U.S. industry lobby group the National Biodiesel Board has asked the Environment Protection Agency to immediately establish biodiesel volumes under the Renewable Fuel Standard as it highlighted fallout from the government’s failure to establish a clear renewable fuels policy for the second consecutive year.
In a letter to EPA Administrator Gina McCarthy, former biodiesel producer and NBB Governing Board Member Ben Wootton challenged McCarthy’s recent comments suggesting that the RFS delays haven’t hurt renewable fuels industries. Wootton lost his Pennsylvania biodiesel plant, Keystone Biofuels, in bankruptcy last year as a result of RFS uncertainty. In his letter, he explained to McCarthy how the loss of his plant also forced him to lay off 30 employees and caused him to lose his daughters’ college funds and his retirement savings.

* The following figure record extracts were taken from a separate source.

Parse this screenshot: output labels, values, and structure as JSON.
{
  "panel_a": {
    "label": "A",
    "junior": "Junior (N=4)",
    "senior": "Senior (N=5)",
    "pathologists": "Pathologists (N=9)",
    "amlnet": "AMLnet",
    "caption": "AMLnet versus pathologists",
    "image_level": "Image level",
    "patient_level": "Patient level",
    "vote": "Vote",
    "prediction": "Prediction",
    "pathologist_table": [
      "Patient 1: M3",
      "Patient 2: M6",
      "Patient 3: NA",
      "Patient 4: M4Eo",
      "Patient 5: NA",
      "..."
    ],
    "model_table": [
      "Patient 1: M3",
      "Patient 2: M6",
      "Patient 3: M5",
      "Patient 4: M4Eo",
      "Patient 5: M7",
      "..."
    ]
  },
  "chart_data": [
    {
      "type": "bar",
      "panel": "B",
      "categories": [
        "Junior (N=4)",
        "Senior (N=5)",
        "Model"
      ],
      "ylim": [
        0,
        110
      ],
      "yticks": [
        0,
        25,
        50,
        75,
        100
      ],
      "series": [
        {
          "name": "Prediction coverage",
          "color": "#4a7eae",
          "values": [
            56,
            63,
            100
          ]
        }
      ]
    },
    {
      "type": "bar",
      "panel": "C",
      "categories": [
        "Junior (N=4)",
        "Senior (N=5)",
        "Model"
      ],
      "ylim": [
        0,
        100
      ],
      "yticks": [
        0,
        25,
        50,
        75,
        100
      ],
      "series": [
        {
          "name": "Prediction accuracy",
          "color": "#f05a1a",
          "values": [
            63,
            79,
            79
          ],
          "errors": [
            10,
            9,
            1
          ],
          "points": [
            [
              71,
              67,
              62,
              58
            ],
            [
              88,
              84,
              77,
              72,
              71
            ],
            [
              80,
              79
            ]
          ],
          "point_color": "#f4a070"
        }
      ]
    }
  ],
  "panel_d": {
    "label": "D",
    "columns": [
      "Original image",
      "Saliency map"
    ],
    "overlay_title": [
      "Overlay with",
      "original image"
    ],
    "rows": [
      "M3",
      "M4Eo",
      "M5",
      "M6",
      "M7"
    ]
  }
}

Wootton pointed to a statement late last year in which McCarthy said: “While I would have preferred to have this rule done earlier, it hasn’t slowed down that industry that I can see.”

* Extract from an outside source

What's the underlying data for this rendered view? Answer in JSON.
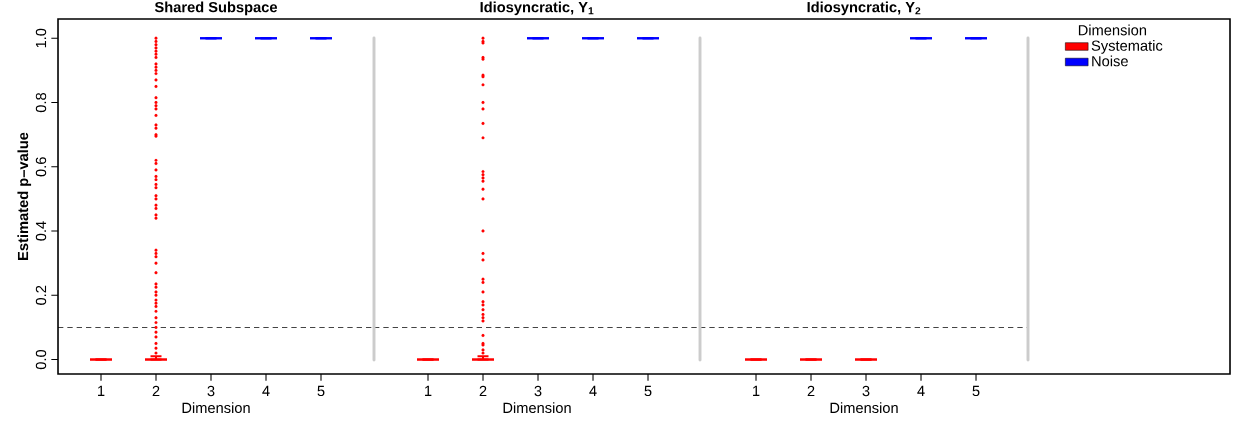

“I would invite Administrator McCarthy to come to my shuttered plant and talk to some of the laid off workers, or to visit practically any biodiesel plant across the country to see the damage that is taking place,” Wootton said.“It is obvious that this administration doesn’t understand the severe damage that the uncertainty surrounding this rule has caused our industry and the thousands of employees it represents. It is beyond frustrating that an Administration I have strongly supported has inflicted so much harm on an industry it says it supports.”

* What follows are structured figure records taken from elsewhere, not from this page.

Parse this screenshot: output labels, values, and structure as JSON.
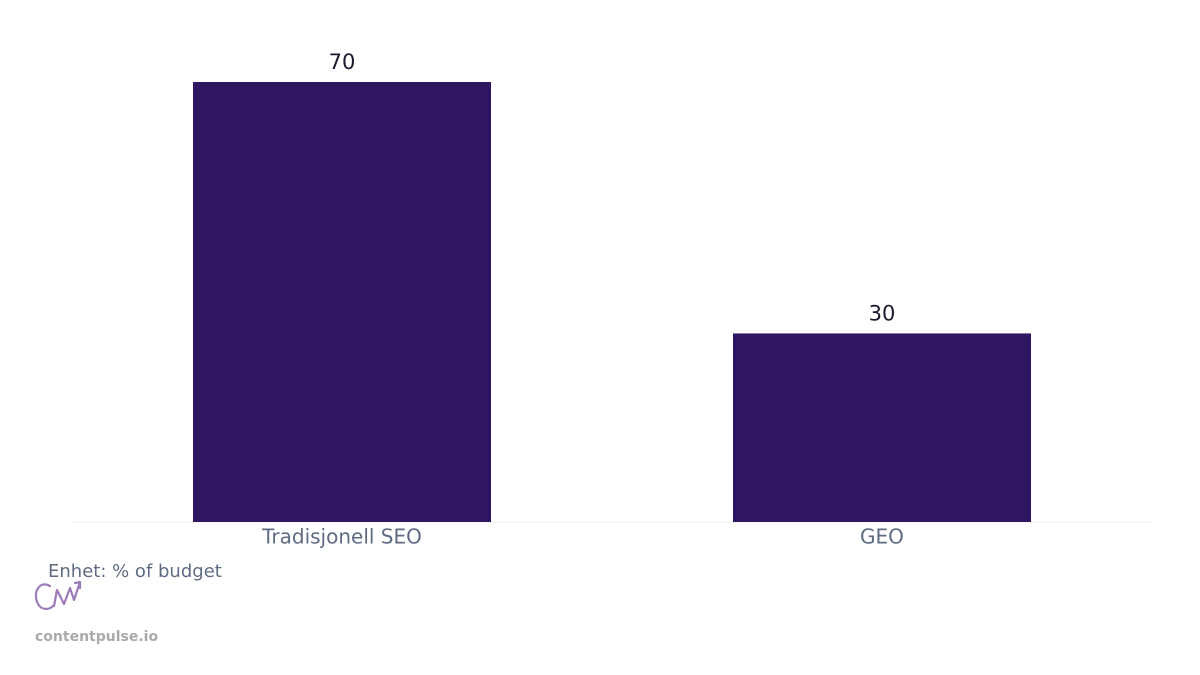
{
  "chart_data": {
    "type": "bar",
    "categories": [
      "Tradisjonell SEO",
      "GEO"
    ],
    "values": [
      70,
      30
    ],
    "color": "#2e1760",
    "annotation": "Enhet: % of budget",
    "watermark": "contentpulse.io"
  }
}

The EPA has failed to establish biodiesel volume requirements under the RFS for 2014, 2015 and 2016, the NBB said. “Under statute, all three years’ volumes should have been set,” it said.
“While certain sectors of the renewable fuels industry have fared better in absorbing the RFS uncertainty – particularly more mature industries such as corn ethanol – the delays have been disastrous for new industries still getting off the ground. This is particularly true for biodiesel, the first EPA-designated Advanced Biofuel under the RFS to reach commercial-scale production nationwide.”
The EPA earlier this week approved a streamlined approach for allowing imports of Argentinian biodiesel into the U.S. – fast-tracking foreign imports under the RFS that are subsidized by Argentinian tax policy and are likely to undercut U.S. production. The decision has been perceived by biodiesel producers and the domestic soybean industry as adding insult to injury, the NBB said.